À Belle-Ile, la production laitière dépasse les 2 millions de litres qui pour la majeure partie sont évacués vers le continent par la collectivité. Si depuis 30 ans le projet d’une grande laiterie est évoqué, il est désormais sur le point d’aboutir. Financé en partie par la Région et probablement par la communauté de communes ce projet permettra d’allier écologie, circuit-courts, emplois et de meilleurs revenus pour les agriculteurs.
Quant au Logement, c’est Le défi de la décennie.
Cette question est centrale sur l’île, car il y a d’ailleurs de l’emploi qui, confronté à cette problématique, ne peut-être pourvu de façon satisfaisante. Pour ce faire, la commune de Palais s’est lancée dans un grand projet d’accession pour les Palantins aux revenus intermédiaires. Trois hectares sont en cours d’achat par la commune pour créer des « petits villages » et permettre la construction de beaux projets de vie pour des familles. Des terrains à coûts mesurés, sur la base d’un règlement permettant des clauses anti-spéculatives innovantes d’une durée plus longue.
Enfin, la Santé : une première en France.

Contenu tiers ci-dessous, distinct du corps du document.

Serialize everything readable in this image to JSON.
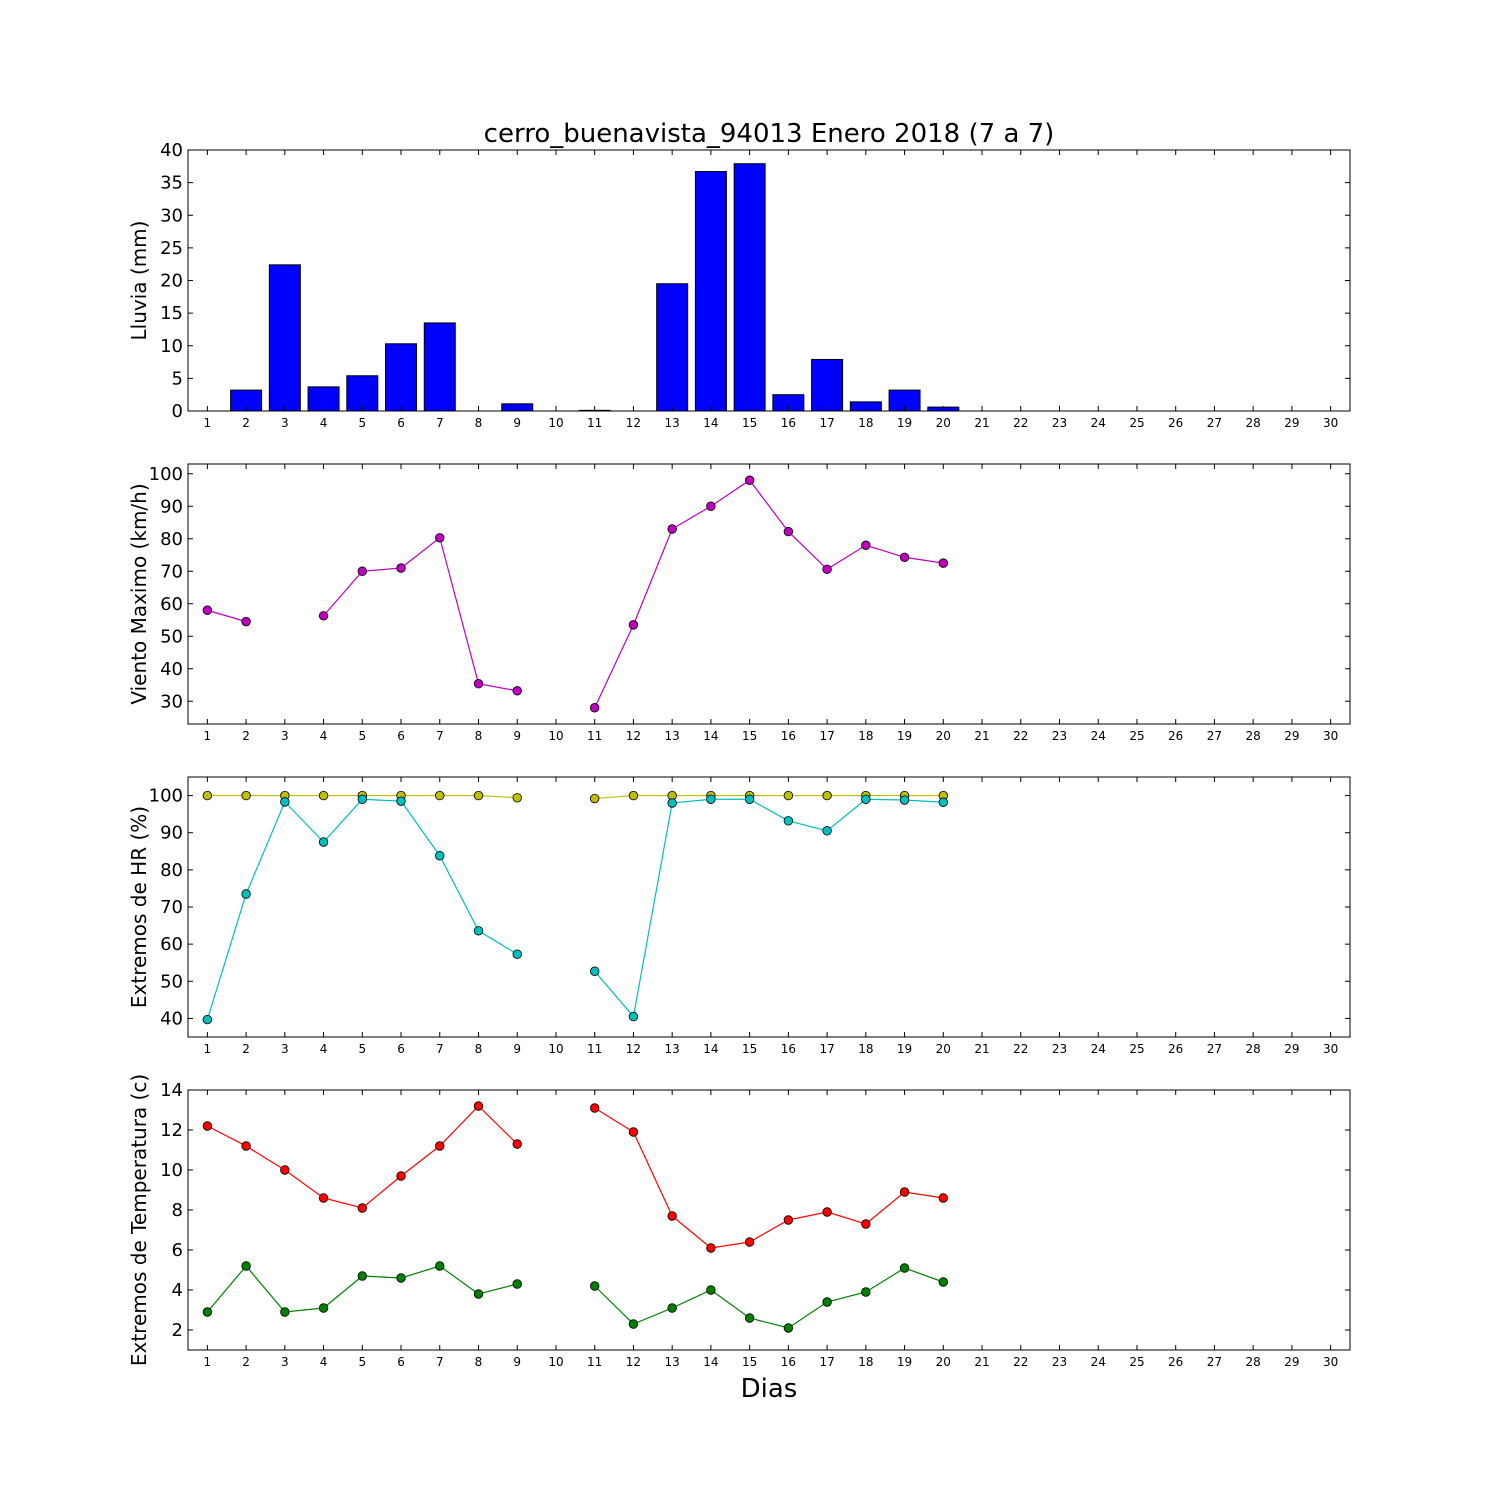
{
  "figure": {
    "title": "cerro_buenavista_94013 Enero 2018  (7 a 7)",
    "xlabel": "Dias"
  },
  "chart_data": [
    {
      "type": "bar",
      "ylabel": "Lluvia (mm)",
      "ylim": [
        0,
        40
      ],
      "yticks": [
        0,
        5,
        10,
        15,
        20,
        25,
        30,
        35,
        40
      ],
      "xlim": [
        0.5,
        30.5
      ],
      "xticks": [
        1,
        2,
        3,
        4,
        5,
        6,
        7,
        8,
        9,
        10,
        11,
        12,
        13,
        14,
        15,
        16,
        17,
        18,
        19,
        20,
        21,
        22,
        23,
        24,
        25,
        26,
        27,
        28,
        29,
        30
      ],
      "series": [
        {
          "color": "#0000ff",
          "x": [
            1,
            2,
            3,
            4,
            5,
            6,
            7,
            8,
            9,
            10,
            11,
            12,
            13,
            14,
            15,
            16,
            17,
            18,
            19,
            20
          ],
          "values": [
            0,
            3.2,
            22.4,
            3.7,
            5.4,
            10.3,
            13.5,
            0,
            1.1,
            0,
            0.1,
            0,
            19.5,
            36.7,
            37.9,
            2.5,
            7.9,
            1.4,
            3.2,
            0.6
          ]
        }
      ]
    },
    {
      "type": "line",
      "ylabel": "Viento Maximo (km/h)",
      "ylim": [
        23,
        103
      ],
      "yticks": [
        30,
        40,
        50,
        60,
        70,
        80,
        90,
        100
      ],
      "xlim": [
        0.5,
        30.5
      ],
      "xticks": [
        1,
        2,
        3,
        4,
        5,
        6,
        7,
        8,
        9,
        10,
        11,
        12,
        13,
        14,
        15,
        16,
        17,
        18,
        19,
        20,
        21,
        22,
        23,
        24,
        25,
        26,
        27,
        28,
        29,
        30
      ],
      "series": [
        {
          "color": "#bf00bf",
          "x": [
            1,
            2,
            3,
            4,
            5,
            6,
            7,
            8,
            9,
            10,
            11,
            12,
            13,
            14,
            15,
            16,
            17,
            18,
            19,
            20
          ],
          "values": [
            58,
            54.5,
            null,
            56.3,
            70,
            71,
            80.3,
            35.4,
            33.2,
            null,
            28,
            53.5,
            83,
            90,
            98,
            82.2,
            70.6,
            78,
            74.3,
            72.5
          ]
        }
      ]
    },
    {
      "type": "line",
      "ylabel": "Extremos de HR (%)",
      "ylim": [
        35,
        105
      ],
      "yticks": [
        40,
        50,
        60,
        70,
        80,
        90,
        100
      ],
      "xlim": [
        0.5,
        30.5
      ],
      "xticks": [
        1,
        2,
        3,
        4,
        5,
        6,
        7,
        8,
        9,
        10,
        11,
        12,
        13,
        14,
        15,
        16,
        17,
        18,
        19,
        20,
        21,
        22,
        23,
        24,
        25,
        26,
        27,
        28,
        29,
        30
      ],
      "series": [
        {
          "color": "#bfbf00",
          "x": [
            1,
            2,
            3,
            4,
            5,
            6,
            7,
            8,
            9,
            10,
            11,
            12,
            13,
            14,
            15,
            16,
            17,
            18,
            19,
            20
          ],
          "values": [
            100,
            100,
            100,
            100,
            100,
            100,
            100,
            100,
            99.4,
            null,
            99.2,
            100,
            100,
            100,
            100,
            100,
            100,
            100,
            100,
            100
          ]
        },
        {
          "color": "#00bfbf",
          "x": [
            1,
            2,
            3,
            4,
            5,
            6,
            7,
            8,
            9,
            10,
            11,
            12,
            13,
            14,
            15,
            16,
            17,
            18,
            19,
            20
          ],
          "values": [
            39.7,
            73.5,
            98.3,
            87.5,
            99,
            98.5,
            83.8,
            63.6,
            57.3,
            null,
            52.7,
            40.5,
            98,
            99,
            99,
            93.2,
            90.5,
            99,
            98.8,
            98.2
          ]
        }
      ]
    },
    {
      "type": "line",
      "ylabel": "Extremos de Temperatura (c)",
      "ylim": [
        1,
        14
      ],
      "yticks": [
        2,
        4,
        6,
        8,
        10,
        12,
        14
      ],
      "xlim": [
        0.5,
        30.5
      ],
      "xticks": [
        1,
        2,
        3,
        4,
        5,
        6,
        7,
        8,
        9,
        10,
        11,
        12,
        13,
        14,
        15,
        16,
        17,
        18,
        19,
        20,
        21,
        22,
        23,
        24,
        25,
        26,
        27,
        28,
        29,
        30
      ],
      "series": [
        {
          "color": "#ff0000",
          "x": [
            1,
            2,
            3,
            4,
            5,
            6,
            7,
            8,
            9,
            10,
            11,
            12,
            13,
            14,
            15,
            16,
            17,
            18,
            19,
            20
          ],
          "values": [
            12.2,
            11.2,
            10,
            8.6,
            8.1,
            9.7,
            11.2,
            13.2,
            11.3,
            null,
            13.1,
            11.9,
            7.7,
            6.1,
            6.4,
            7.5,
            7.9,
            7.3,
            8.9,
            8.6
          ]
        },
        {
          "color": "#008000",
          "x": [
            1,
            2,
            3,
            4,
            5,
            6,
            7,
            8,
            9,
            10,
            11,
            12,
            13,
            14,
            15,
            16,
            17,
            18,
            19,
            20
          ],
          "values": [
            2.9,
            5.2,
            2.9,
            3.1,
            4.7,
            4.6,
            5.2,
            3.8,
            4.3,
            null,
            4.2,
            2.3,
            3.1,
            4,
            2.6,
            2.1,
            3.4,
            3.9,
            5.1,
            4.4
          ]
        }
      ]
    }
  ]
}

Construire un nouveau centre hospitalier n’a pas été une sinécure tant les défis étaient nombreux. Mais lorsqu’il s’est agi de la question d’une maison de santé, les communes ont répondu présentes, c’est ainsi qu’est née la première maison de santé pluri-communales de France. Une expérience unique qui offre une qualité de soins aux insulaires et garantie la sédentarisation des médecins libéraux. Elle permet aussi la venue de nombreux spécialistes, qui parfois consultent à distance grâce à la télémédecine.
L’avenir des îles est donc dans les mains de ceux qui y vivent, mais la fragilité et la complexité de ces territoires doivent être prises en compte et accompagnées de manière toute aussi singulière. La Région l’a bien compris notamment avec les nouvelles compétences transférées par la loi NOTRE. Des problèmes découlent des solutions sur mesure.
D’autres défis en toile de fond émergent et seront au menu des prochaines années avec toujours cette spécificité insulaire : celle de perpétuellement se réinventer.